そのような総務の仕事は、人前で目立つのが好きな人には不向きで、裏方として人の役に立つのが好きな人に向いている業務と言えます。
2:守秘義務を守れる人
総務の仕事には、会社にとって重要な契約書や社外秘の資料を管理することが含まれるため、社外で会社のことを何でも喋ってしまう人には不向きで、守秘義務を確実に守れる人に向いています。
また、総務は従業員の給料や家族構成などの個人情報を把握しているので、守秘義務を守れる人でなければ務まりません。
3:臨機応変に対応できる人
総務は、会社内の何でも屋さん的な立場にあるため、通常の業務以外の仕事を頼まれることがあります。そのため、どんなことに対しても臨機応変に対応できる人でなければ総務の仕事は務まりません。

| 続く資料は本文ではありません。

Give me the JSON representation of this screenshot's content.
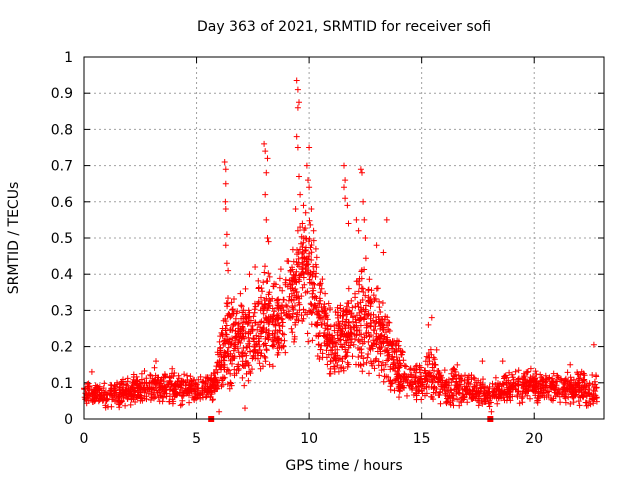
{
  "chart_data": {
    "type": "scatter",
    "title": "Day 363 of 2021, SRMTID for receiver sofi",
    "xlabel": "GPS time / hours",
    "ylabel": "SRMTID / TECUs",
    "xlim": [
      0,
      23.1
    ],
    "ylim": [
      0,
      1
    ],
    "x_ticks": [
      0,
      5,
      10,
      15,
      20
    ],
    "y_ticks": [
      0,
      0.1,
      0.2,
      0.3,
      0.4,
      0.5,
      0.6,
      0.7,
      0.8,
      0.9,
      1
    ],
    "x_tick_labels": [
      "0",
      "5",
      "10",
      "15",
      "20"
    ],
    "y_tick_labels": [
      "0",
      "0.1",
      "0.2",
      "0.3",
      "0.4",
      "0.5",
      "0.6",
      "0.7",
      "0.8",
      "0.9",
      "1"
    ],
    "grid": true,
    "marker": "+",
    "color": "#ff0000",
    "axis_markers_x": [
      5.65,
      18.05
    ],
    "series": [
      {
        "name": "SRMTID",
        "envelope": [
          {
            "x": 0.0,
            "low": 0.04,
            "high": 0.11
          },
          {
            "x": 1.0,
            "low": 0.03,
            "high": 0.1
          },
          {
            "x": 2.0,
            "low": 0.03,
            "high": 0.12
          },
          {
            "x": 3.0,
            "low": 0.04,
            "high": 0.15
          },
          {
            "x": 4.0,
            "low": 0.03,
            "high": 0.14
          },
          {
            "x": 5.0,
            "low": 0.04,
            "high": 0.12
          },
          {
            "x": 5.8,
            "low": 0.05,
            "high": 0.13
          },
          {
            "x": 6.3,
            "low": 0.06,
            "high": 0.35
          },
          {
            "x": 7.0,
            "low": 0.08,
            "high": 0.38
          },
          {
            "x": 7.5,
            "low": 0.1,
            "high": 0.35
          },
          {
            "x": 8.0,
            "low": 0.12,
            "high": 0.45
          },
          {
            "x": 8.5,
            "low": 0.12,
            "high": 0.4
          },
          {
            "x": 9.0,
            "low": 0.15,
            "high": 0.45
          },
          {
            "x": 9.5,
            "low": 0.2,
            "high": 0.55
          },
          {
            "x": 10.0,
            "low": 0.2,
            "high": 0.6
          },
          {
            "x": 10.5,
            "low": 0.15,
            "high": 0.42
          },
          {
            "x": 11.0,
            "low": 0.1,
            "high": 0.3
          },
          {
            "x": 11.5,
            "low": 0.1,
            "high": 0.35
          },
          {
            "x": 12.0,
            "low": 0.12,
            "high": 0.4
          },
          {
            "x": 12.5,
            "low": 0.12,
            "high": 0.45
          },
          {
            "x": 13.0,
            "low": 0.1,
            "high": 0.4
          },
          {
            "x": 13.5,
            "low": 0.08,
            "high": 0.3
          },
          {
            "x": 14.0,
            "low": 0.05,
            "high": 0.22
          },
          {
            "x": 14.5,
            "low": 0.04,
            "high": 0.15
          },
          {
            "x": 15.0,
            "low": 0.04,
            "high": 0.17
          },
          {
            "x": 15.5,
            "low": 0.04,
            "high": 0.22
          },
          {
            "x": 16.0,
            "low": 0.03,
            "high": 0.14
          },
          {
            "x": 16.5,
            "low": 0.03,
            "high": 0.17
          },
          {
            "x": 17.0,
            "low": 0.03,
            "high": 0.13
          },
          {
            "x": 18.0,
            "low": 0.03,
            "high": 0.11
          },
          {
            "x": 19.0,
            "low": 0.04,
            "high": 0.14
          },
          {
            "x": 20.0,
            "low": 0.04,
            "high": 0.14
          },
          {
            "x": 21.0,
            "low": 0.04,
            "high": 0.13
          },
          {
            "x": 22.0,
            "low": 0.03,
            "high": 0.14
          },
          {
            "x": 22.8,
            "low": 0.03,
            "high": 0.13
          }
        ],
        "outliers": [
          {
            "x": 6.25,
            "y": 0.71
          },
          {
            "x": 6.3,
            "y": 0.69
          },
          {
            "x": 6.3,
            "y": 0.65
          },
          {
            "x": 6.28,
            "y": 0.6
          },
          {
            "x": 6.3,
            "y": 0.58
          },
          {
            "x": 6.35,
            "y": 0.51
          },
          {
            "x": 6.3,
            "y": 0.48
          },
          {
            "x": 6.35,
            "y": 0.43
          },
          {
            "x": 6.4,
            "y": 0.41
          },
          {
            "x": 7.35,
            "y": 0.4
          },
          {
            "x": 7.6,
            "y": 0.42
          },
          {
            "x": 8.0,
            "y": 0.76
          },
          {
            "x": 8.05,
            "y": 0.74
          },
          {
            "x": 8.15,
            "y": 0.72
          },
          {
            "x": 8.1,
            "y": 0.68
          },
          {
            "x": 8.05,
            "y": 0.62
          },
          {
            "x": 8.1,
            "y": 0.55
          },
          {
            "x": 8.15,
            "y": 0.5
          },
          {
            "x": 8.2,
            "y": 0.49
          },
          {
            "x": 9.45,
            "y": 0.935
          },
          {
            "x": 9.5,
            "y": 0.91
          },
          {
            "x": 9.55,
            "y": 0.875
          },
          {
            "x": 9.5,
            "y": 0.86
          },
          {
            "x": 9.45,
            "y": 0.78
          },
          {
            "x": 9.5,
            "y": 0.75
          },
          {
            "x": 9.55,
            "y": 0.67
          },
          {
            "x": 9.6,
            "y": 0.62
          },
          {
            "x": 9.4,
            "y": 0.58
          },
          {
            "x": 9.6,
            "y": 0.53
          },
          {
            "x": 9.7,
            "y": 0.54
          },
          {
            "x": 9.5,
            "y": 0.52
          },
          {
            "x": 9.9,
            "y": 0.7
          },
          {
            "x": 10.0,
            "y": 0.75
          },
          {
            "x": 9.95,
            "y": 0.66
          },
          {
            "x": 10.0,
            "y": 0.64
          },
          {
            "x": 10.1,
            "y": 0.58
          },
          {
            "x": 9.85,
            "y": 0.57
          },
          {
            "x": 9.75,
            "y": 0.59
          },
          {
            "x": 10.2,
            "y": 0.52
          },
          {
            "x": 10.3,
            "y": 0.47
          },
          {
            "x": 11.55,
            "y": 0.7
          },
          {
            "x": 11.6,
            "y": 0.66
          },
          {
            "x": 11.55,
            "y": 0.64
          },
          {
            "x": 11.6,
            "y": 0.61
          },
          {
            "x": 11.7,
            "y": 0.59
          },
          {
            "x": 11.75,
            "y": 0.54
          },
          {
            "x": 12.1,
            "y": 0.55
          },
          {
            "x": 12.2,
            "y": 0.52
          },
          {
            "x": 12.3,
            "y": 0.69
          },
          {
            "x": 12.35,
            "y": 0.68
          },
          {
            "x": 12.4,
            "y": 0.6
          },
          {
            "x": 12.45,
            "y": 0.55
          },
          {
            "x": 12.5,
            "y": 0.5
          },
          {
            "x": 13.0,
            "y": 0.48
          },
          {
            "x": 13.45,
            "y": 0.55
          },
          {
            "x": 13.3,
            "y": 0.46
          },
          {
            "x": 0.35,
            "y": 0.13
          },
          {
            "x": 3.2,
            "y": 0.16
          },
          {
            "x": 6.0,
            "y": 0.02
          },
          {
            "x": 7.15,
            "y": 0.03
          },
          {
            "x": 15.45,
            "y": 0.28
          },
          {
            "x": 15.3,
            "y": 0.26
          },
          {
            "x": 17.7,
            "y": 0.16
          },
          {
            "x": 18.1,
            "y": 0.02
          },
          {
            "x": 18.6,
            "y": 0.16
          },
          {
            "x": 22.65,
            "y": 0.205
          },
          {
            "x": 21.6,
            "y": 0.15
          }
        ]
      }
    ]
  }
}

総務は、従業員と会社の良好な関係を保つ上で大切な存在で、時には従業員から無理難題を頼まれることもあります。そんな時には、素早く頭を回転して気転を聞かせ、臨機応変に対応できることが望まれます。
総務の仕事内容を理解しよう!
総務にはさまざまな仕事があり、会社と従業員の良好な関係を保つために重要な役割を担っています。また、総務の仕事は社内だけと思われがちですが、地域の人との関わりや社会貢献活動も大事な業務の1つです。
総務の仕事は表立って目立つことが少ないですが、会社で従業員が安心して働けるのは、縁の下の力持ち的な存在の総務の仕事をしている人たちのおかげであることを理解しましょう。